David Was and Don Was make uncredited cameos as two band members of the Gourmet Club's party band.

==Production==
Bergman got the idea of the film after reading a newspaper article about mobster Vincent Teresa being arrested for smuggling a near-extinct lizard into the United States. Brando was cast in 1988, and was paid $3 million base salary. Bergman said that "the most fun I ever had" as a filmmaker "was once Marlon [Brando] committed to play the character Jimmy the Toucan... Rewriting that [script], knowing Marlon was going to be saying all those lines? It was absolutely heaven.... On one level you're like, I'm going to direct this guy!? But at the end of the day you say, well, somebody’s got to direct him, so what the hell, it's going to be me. And he was really a pleasure to work with. It's not like you’re dealing with George Burns in terms of a comedy god. Getting Marlon to do things was sometimes like turning around an aircraft carrier because he had a way he wanted to do it. But you could get him there. He was terribly respectful and funny." Bergman says Matthew Broderick "was very hot at the time. He was impossible to get—he was like the hottest thing going!" but he agreed to do the film because of Brando. "Once Marlon was in the picture, you could get any actor you want... Olivier wanted to be in the movie [instead of Max Schell] but he was too sick."

Principal photography was scheduled to begin in October 1988, but was delayed eight months to June 1989. After shooting exteriors in New York City for three weeks, the production moved to Toronto, Canada, for the remainder of the 11-week shoot. Though referred to in the film as a "Komodo Dragon", the lizards supplied for filming were actually Asian water monitors, a slightly smaller relative. A tame specimen was used for scenes requiring the actors to interact with it, while the chase sequences used more aggressive lizards. The Komodo dragon species is endangered, though not as severely as is described in the film.

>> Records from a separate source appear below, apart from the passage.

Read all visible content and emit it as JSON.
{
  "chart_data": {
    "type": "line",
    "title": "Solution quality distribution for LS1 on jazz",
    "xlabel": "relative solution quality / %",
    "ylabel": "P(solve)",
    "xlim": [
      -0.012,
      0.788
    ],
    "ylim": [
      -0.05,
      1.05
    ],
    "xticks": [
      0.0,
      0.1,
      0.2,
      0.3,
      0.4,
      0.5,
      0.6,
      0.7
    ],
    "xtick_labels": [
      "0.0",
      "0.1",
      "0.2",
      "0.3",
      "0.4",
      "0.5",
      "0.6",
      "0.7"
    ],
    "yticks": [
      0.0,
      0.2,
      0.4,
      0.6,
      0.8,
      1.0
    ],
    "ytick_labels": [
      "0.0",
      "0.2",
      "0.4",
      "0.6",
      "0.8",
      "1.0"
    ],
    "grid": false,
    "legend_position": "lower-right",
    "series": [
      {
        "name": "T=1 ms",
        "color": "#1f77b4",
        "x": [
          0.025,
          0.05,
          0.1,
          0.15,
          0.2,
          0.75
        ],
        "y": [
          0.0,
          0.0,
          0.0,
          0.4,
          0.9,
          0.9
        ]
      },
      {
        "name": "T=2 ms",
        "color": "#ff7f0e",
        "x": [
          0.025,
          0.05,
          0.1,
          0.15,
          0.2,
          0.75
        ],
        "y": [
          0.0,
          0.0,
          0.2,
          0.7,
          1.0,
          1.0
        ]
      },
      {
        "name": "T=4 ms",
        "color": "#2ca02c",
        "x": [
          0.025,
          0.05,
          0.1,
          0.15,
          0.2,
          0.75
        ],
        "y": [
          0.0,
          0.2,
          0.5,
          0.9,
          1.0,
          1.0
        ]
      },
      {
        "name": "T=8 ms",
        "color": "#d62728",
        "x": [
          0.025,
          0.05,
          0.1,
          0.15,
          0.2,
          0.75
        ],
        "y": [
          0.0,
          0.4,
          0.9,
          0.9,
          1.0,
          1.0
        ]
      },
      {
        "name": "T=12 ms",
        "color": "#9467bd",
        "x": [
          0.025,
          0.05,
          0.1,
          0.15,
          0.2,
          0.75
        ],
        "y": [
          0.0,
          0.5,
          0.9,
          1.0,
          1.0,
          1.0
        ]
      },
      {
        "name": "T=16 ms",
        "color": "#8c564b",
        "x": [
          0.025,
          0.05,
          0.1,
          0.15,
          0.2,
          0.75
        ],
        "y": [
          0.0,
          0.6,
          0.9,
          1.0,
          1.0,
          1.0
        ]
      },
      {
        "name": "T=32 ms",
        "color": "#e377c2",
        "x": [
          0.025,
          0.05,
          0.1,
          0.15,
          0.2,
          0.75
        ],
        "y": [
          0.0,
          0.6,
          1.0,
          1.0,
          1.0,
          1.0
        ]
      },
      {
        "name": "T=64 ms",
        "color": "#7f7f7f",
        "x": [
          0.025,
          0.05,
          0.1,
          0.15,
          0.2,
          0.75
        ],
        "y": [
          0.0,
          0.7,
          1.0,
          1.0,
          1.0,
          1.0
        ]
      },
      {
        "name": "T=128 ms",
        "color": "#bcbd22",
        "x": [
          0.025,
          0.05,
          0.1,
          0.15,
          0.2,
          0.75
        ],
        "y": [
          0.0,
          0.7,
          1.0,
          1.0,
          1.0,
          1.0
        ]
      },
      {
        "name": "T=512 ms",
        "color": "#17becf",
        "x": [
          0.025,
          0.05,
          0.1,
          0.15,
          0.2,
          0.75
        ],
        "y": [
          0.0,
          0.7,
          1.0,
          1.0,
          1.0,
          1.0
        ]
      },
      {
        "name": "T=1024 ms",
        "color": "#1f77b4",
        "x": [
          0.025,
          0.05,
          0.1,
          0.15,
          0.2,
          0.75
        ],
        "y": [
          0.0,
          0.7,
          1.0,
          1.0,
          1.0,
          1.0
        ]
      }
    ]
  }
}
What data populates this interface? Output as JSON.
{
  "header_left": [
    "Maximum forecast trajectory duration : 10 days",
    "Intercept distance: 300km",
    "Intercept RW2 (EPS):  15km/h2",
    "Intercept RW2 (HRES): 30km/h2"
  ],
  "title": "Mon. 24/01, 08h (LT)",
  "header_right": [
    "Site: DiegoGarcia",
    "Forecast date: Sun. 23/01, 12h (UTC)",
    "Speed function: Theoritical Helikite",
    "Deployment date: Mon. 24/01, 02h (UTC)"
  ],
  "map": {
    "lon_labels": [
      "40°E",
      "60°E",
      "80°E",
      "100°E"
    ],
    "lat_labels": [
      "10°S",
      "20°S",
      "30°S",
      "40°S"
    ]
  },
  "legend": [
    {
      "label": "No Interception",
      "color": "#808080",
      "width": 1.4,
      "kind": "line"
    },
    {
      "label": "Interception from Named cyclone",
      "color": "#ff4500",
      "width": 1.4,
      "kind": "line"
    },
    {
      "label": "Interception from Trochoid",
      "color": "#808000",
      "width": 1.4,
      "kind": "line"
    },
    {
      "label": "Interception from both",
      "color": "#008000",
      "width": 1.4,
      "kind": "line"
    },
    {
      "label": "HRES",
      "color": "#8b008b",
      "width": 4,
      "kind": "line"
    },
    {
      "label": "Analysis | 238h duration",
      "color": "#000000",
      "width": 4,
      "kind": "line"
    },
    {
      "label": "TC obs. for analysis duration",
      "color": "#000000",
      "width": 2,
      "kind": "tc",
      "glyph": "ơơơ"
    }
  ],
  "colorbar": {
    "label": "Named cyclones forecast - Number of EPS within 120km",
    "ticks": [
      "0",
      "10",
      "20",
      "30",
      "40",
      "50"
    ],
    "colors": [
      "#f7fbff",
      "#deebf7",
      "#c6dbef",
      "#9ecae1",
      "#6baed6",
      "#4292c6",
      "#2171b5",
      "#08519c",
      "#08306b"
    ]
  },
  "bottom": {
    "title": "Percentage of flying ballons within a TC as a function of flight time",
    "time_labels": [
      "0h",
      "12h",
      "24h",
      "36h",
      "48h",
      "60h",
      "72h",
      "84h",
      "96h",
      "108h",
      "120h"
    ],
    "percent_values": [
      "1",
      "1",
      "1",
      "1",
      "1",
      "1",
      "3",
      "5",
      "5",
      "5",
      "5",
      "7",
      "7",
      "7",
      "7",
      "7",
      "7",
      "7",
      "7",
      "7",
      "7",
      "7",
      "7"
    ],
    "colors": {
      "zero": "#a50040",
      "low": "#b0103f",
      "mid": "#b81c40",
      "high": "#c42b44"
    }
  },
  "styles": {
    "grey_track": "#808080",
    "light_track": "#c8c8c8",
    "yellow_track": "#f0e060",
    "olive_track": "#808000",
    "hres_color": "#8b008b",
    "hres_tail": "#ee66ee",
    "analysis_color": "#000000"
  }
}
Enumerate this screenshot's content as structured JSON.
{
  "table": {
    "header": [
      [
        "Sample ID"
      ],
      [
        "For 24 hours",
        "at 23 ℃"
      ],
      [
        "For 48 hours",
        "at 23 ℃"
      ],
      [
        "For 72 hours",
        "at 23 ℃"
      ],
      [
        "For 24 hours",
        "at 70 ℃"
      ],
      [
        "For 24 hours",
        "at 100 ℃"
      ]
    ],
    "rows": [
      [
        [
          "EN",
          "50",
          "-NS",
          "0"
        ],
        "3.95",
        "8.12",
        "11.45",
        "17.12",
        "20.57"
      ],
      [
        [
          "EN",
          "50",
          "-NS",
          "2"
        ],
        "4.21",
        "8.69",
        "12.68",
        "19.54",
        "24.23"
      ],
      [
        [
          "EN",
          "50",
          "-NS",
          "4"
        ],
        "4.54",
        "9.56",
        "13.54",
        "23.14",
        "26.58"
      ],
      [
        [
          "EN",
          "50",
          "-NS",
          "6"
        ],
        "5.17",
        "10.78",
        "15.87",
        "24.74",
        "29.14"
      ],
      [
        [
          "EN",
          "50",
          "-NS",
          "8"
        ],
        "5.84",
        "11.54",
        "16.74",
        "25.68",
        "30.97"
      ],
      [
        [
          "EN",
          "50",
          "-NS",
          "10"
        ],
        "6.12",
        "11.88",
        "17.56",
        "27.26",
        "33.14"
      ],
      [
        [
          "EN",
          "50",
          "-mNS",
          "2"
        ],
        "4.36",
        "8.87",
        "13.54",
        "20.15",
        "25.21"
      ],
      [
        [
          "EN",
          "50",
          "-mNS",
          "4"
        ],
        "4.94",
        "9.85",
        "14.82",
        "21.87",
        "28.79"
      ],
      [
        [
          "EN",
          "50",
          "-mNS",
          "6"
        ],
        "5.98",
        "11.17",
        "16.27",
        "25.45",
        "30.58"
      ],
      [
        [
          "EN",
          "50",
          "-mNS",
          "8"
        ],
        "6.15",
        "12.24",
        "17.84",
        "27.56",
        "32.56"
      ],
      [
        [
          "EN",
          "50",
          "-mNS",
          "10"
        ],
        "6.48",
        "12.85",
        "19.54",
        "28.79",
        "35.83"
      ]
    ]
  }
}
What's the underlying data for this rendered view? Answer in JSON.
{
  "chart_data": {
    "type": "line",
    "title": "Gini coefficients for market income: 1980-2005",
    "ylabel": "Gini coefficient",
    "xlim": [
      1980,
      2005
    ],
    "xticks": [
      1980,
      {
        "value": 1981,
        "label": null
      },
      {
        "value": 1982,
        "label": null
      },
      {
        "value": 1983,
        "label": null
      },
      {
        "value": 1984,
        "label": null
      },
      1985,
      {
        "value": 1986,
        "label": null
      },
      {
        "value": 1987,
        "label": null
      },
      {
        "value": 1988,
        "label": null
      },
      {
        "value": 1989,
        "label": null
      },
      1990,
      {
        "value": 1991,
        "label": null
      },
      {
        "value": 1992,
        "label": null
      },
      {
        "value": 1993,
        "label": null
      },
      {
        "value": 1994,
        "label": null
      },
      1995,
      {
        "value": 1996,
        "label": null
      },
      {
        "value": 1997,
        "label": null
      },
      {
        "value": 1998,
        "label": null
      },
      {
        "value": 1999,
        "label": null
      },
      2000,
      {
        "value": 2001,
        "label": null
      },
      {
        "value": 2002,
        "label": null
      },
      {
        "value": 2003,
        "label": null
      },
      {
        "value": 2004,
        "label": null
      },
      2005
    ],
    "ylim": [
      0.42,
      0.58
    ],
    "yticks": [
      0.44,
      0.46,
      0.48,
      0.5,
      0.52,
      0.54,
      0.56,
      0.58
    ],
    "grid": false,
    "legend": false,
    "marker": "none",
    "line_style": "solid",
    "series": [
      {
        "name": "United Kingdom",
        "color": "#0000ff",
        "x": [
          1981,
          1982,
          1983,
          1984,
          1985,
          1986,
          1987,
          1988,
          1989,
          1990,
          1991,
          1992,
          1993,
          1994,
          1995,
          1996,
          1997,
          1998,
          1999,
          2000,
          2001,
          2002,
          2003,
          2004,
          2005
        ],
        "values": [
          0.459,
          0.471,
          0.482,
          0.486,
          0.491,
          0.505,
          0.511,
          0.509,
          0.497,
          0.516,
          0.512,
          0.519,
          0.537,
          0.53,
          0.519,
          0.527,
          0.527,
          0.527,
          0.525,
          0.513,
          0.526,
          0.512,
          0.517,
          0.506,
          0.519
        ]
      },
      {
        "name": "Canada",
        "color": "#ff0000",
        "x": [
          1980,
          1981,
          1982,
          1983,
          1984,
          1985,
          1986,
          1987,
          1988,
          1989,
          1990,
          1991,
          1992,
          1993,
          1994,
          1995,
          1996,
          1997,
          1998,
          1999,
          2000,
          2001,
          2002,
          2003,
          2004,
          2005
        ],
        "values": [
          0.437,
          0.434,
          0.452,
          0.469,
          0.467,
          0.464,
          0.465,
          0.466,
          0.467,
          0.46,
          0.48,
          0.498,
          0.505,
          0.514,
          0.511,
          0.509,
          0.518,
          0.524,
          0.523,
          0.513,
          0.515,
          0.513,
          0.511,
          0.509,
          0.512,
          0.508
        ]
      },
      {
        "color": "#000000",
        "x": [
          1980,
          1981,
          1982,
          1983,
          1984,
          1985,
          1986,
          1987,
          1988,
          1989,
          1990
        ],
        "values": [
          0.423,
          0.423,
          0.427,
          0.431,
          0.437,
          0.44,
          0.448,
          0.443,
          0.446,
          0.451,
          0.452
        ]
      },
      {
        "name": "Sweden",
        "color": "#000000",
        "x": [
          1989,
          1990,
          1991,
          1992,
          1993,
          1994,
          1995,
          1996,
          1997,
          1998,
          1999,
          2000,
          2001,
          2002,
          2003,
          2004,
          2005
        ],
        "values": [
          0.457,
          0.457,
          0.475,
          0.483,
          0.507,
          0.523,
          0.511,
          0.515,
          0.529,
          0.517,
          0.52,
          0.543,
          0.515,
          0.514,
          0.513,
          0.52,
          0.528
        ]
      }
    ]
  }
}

Marlon Brando publicly condemned The Freshman and claimed it would be the "biggest turkey of all time". This was because Brando asked for an additional $1 million to compensate him for when filming was extended an extra week. The producers initially refused Brando's request and he threatened to badmouth the film in the press. The producers continued to refuse and Brando followed through with his threat. A day later, the producers acquiesced and agreed to pay him the $1 million; Brando began to publicly praise the film.

Winona Ryder was originally offered the part of Tina in the film but the offer was later rescinded when the production team took offense to her role in Heathers.

==Reception==
Janet Maslin of The New York Times called the film "witty and enchanted." In his review, Roger Ebert wrote, "There have been a lot of movies where stars have repeated the triumphs of their parts—but has any star ever done it more triumphantly than Marlon Brando does in The Freshman?" Gene Siskel described the film as "a rare original script that ranges from film-school parody to a fantastic caper saga."

The film scored 94% on Rotten Tomatoes based on 50 reviews. The site's consensus states: "Buoyed by the charm of Matthew Broderick in the title role and Marlon Brando as a caricature of his Godfather persona, The Freshman benefits from solid casting, a clever premise and sweet humor". On Metacritic it averaged 78/100, based on 27 critics. It earned a B+ on CinemaScore.